You have probably heard the phrase “lying by omission.” It is the fine art of fostering a misconception by leaving out key facts from an otherwise correct answer. That way, the answerer isn’t technically lying, even if the part of the story they are leaving out is just as damning as any lie.

Big Tech companies are exceptional at this. They are the grandmasters of giving just enough information to sound like they are making a good-faith effort to answer the question at hand without actually touching on any of the stuff that would make them look worse than they already are.

Here’s a good example. Look at Google’s explanation for why it continues to refuse to offer creatives proper tools for protecting their copyrighted works on YouTube – even though they have developed a whole suite of them.

In written testimony for a December 2020 DMCA hearing, a Google executive asserted that creatives do have access to such tools. YouTube “[invests] significantly in technology, tools, and resources that prevent copyright infringement on our platforms,” the executive said.

 “Everyone has access to YouTube’s Copyright Management Suite,” they trumpeted. And they’re right! This is a true statement! The only problem with it is that it omits revealing which tool most creatives actually have access to. Most creatives do not have access to YouTube’s effective copyright management tools, including the Content Verification Program.

Most creatives are locked in a desperate struggle to keep pirated versions of their works from appearing on the world’s most lucrative video platform. And while there may be a “suite” of tools, most creatives are given access to only one option: a cumbersome webform that must be filled out anew, each and every time their work gets uploaded to the site without their permission.

So, yes, Google does have a “suite” of tools available – but they’re only giving most creatives access to the broom closet. And it’s technically true that there is “a” YouTube copyright tool for every creative – but the whole truth is that, for most creatives, the tool offered to them blows.

Epilogue

So that’s a look at three of the innovative ways that Big Tech skirts the truth in dealing with Congress. With more pressure on them than ever before, they are sure to come up with plenty of additional ways.

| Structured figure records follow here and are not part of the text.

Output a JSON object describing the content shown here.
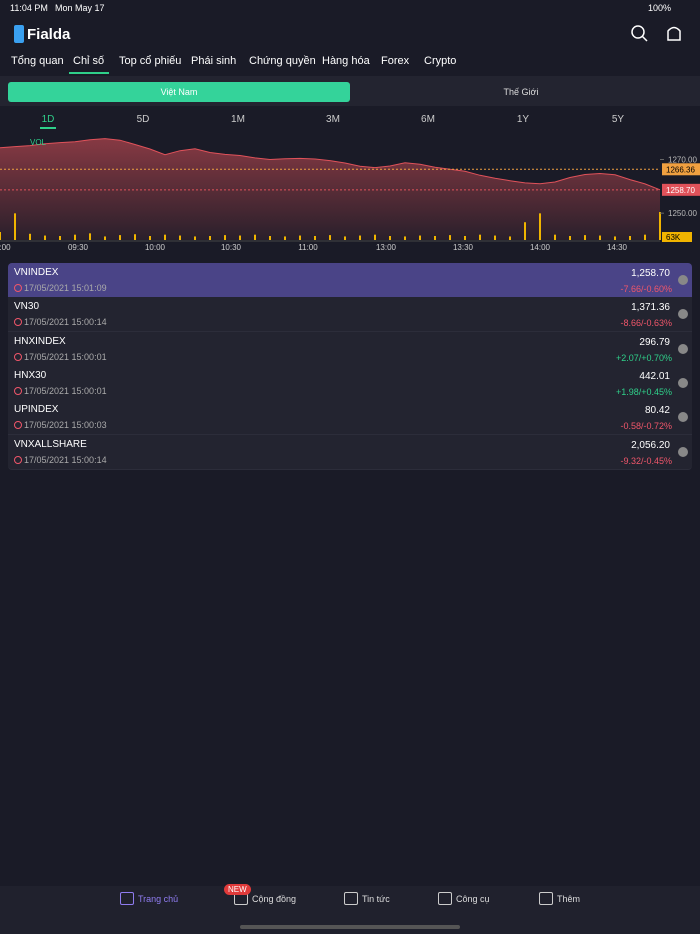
{
  "status_bar": {
    "time": "11:04 PM",
    "date": "Mon May 17",
    "battery": "100%"
  },
  "header": {
    "logo": "Fialda"
  },
  "tabs": [
    "Tổng quan",
    "Chỉ số",
    "Top cổ phiếu",
    "Phái sinh",
    "Chứng quyền",
    "Hàng hóa",
    "Forex",
    "Crypto"
  ],
  "active_tab": 1,
  "segments": [
    "Việt Nam",
    "Thế Giới"
  ],
  "active_segment": 0,
  "ranges": [
    "1D",
    "5D",
    "1M",
    "3M",
    "6M",
    "1Y",
    "5Y"
  ],
  "active_range": 0,
  "chart": {
    "type": "area",
    "volume_label": "VOL",
    "ylim": [
      1240,
      1281
    ],
    "yticks": [
      {
        "value": 1270,
        "label": "1270.00"
      },
      {
        "value": 1250,
        "label": "1250.00"
      }
    ],
    "reference": 1266.36,
    "last": {
      "value": 1258.7,
      "label": "1258.70"
    },
    "volume_last_label": "63K",
    "xtick_labels": [
      ":00",
      "09:30",
      "10:00",
      "10:30",
      "11:00",
      "13:00",
      "13:30",
      "14:00",
      "14:30"
    ],
    "line_color": "#e0525a",
    "volume_color": "#f0b400",
    "values": [
      1274.4,
      1274.8,
      1275.2,
      1275.9,
      1276.3,
      1276.6,
      1277.4,
      1277.8,
      1277.2,
      1275.6,
      1273.9,
      1271.8,
      1273.3,
      1274.0,
      1272.6,
      1271.9,
      1271.5,
      1270.6,
      1270.0,
      1270.3,
      1270.4,
      1270.2,
      1269.6,
      1268.7,
      1267.5,
      1267.0,
      1267.6,
      1268.8,
      1268.2,
      1267.1,
      1266.4,
      1265.6,
      1264.1,
      1263.0,
      1262.1,
      1261.3,
      1261.0,
      1261.6,
      1263.3,
      1264.4,
      1264.8,
      1264.3,
      1262.5,
      1260.9,
      1258.7
    ],
    "volume": [
      18,
      60,
      14,
      10,
      9,
      12,
      15,
      8,
      11,
      13,
      9,
      12,
      10,
      8,
      9,
      11,
      10,
      12,
      9,
      8,
      10,
      9,
      11,
      8,
      10,
      12,
      9,
      8,
      10,
      9,
      11,
      9,
      12,
      10,
      8,
      40,
      60,
      12,
      9,
      11,
      10,
      8,
      9,
      12,
      63
    ]
  },
  "indices": [
    {
      "name": "VNINDEX",
      "time": "17/05/2021 15:01:09",
      "price": "1,258.70",
      "change": "-7.66/-0.60%",
      "color": "#f0566a"
    },
    {
      "name": "VN30",
      "time": "17/05/2021 15:00:14",
      "price": "1,371.36",
      "change": "-8.66/-0.63%",
      "color": "#f0566a"
    },
    {
      "name": "HNXINDEX",
      "time": "17/05/2021 15:00:01",
      "price": "296.79",
      "change": "+2.07/+0.70%",
      "color": "#2fd08a"
    },
    {
      "name": "HNX30",
      "time": "17/05/2021 15:00:01",
      "price": "442.01",
      "change": "+1.98/+0.45%",
      "color": "#2fd08a"
    },
    {
      "name": "UPINDEX",
      "time": "17/05/2021 15:00:03",
      "price": "80.42",
      "change": "-0.58/-0.72%",
      "color": "#f0566a"
    },
    {
      "name": "VNXALLSHARE",
      "time": "17/05/2021 15:00:14",
      "price": "2,056.20",
      "change": "-9.32/-0.45%",
      "color": "#f0566a"
    }
  ],
  "bottom_nav": {
    "items": [
      "Trang chủ",
      "Cộng đồng",
      "Tin tức",
      "Công cụ",
      "Thêm"
    ],
    "badge": "NEW"
  }
}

Unfortunately for the platforms, Members of Congress are wise to these tactics – and standing up for the creatives being harmed by these platforms in the process.

For instance, Senators Patrick Leahy (D-VT) and Thom Tillis (R-NC) and sent a letter in March calling for Big Tech to voluntarily come to the table to discuss how they can help stem the piracy running rampant on their platforms. And, in August, Representatives Kelly Armstrong (R-ND) and Hakeem Jeffries (D-NY8) sent a letter to Twitter CEO Jack Dorsey pointing out his refusal to address the copyright infringement problems on his platform.

Thankfully, these Members and many of their colleagues have been holding Big Tech to account, but you should pay attention, too! Scrutinize everything Big Tech companies say. Take nothing at face value.

They didn’t become that rich and powerful while doing that much harm to society by telling the truth.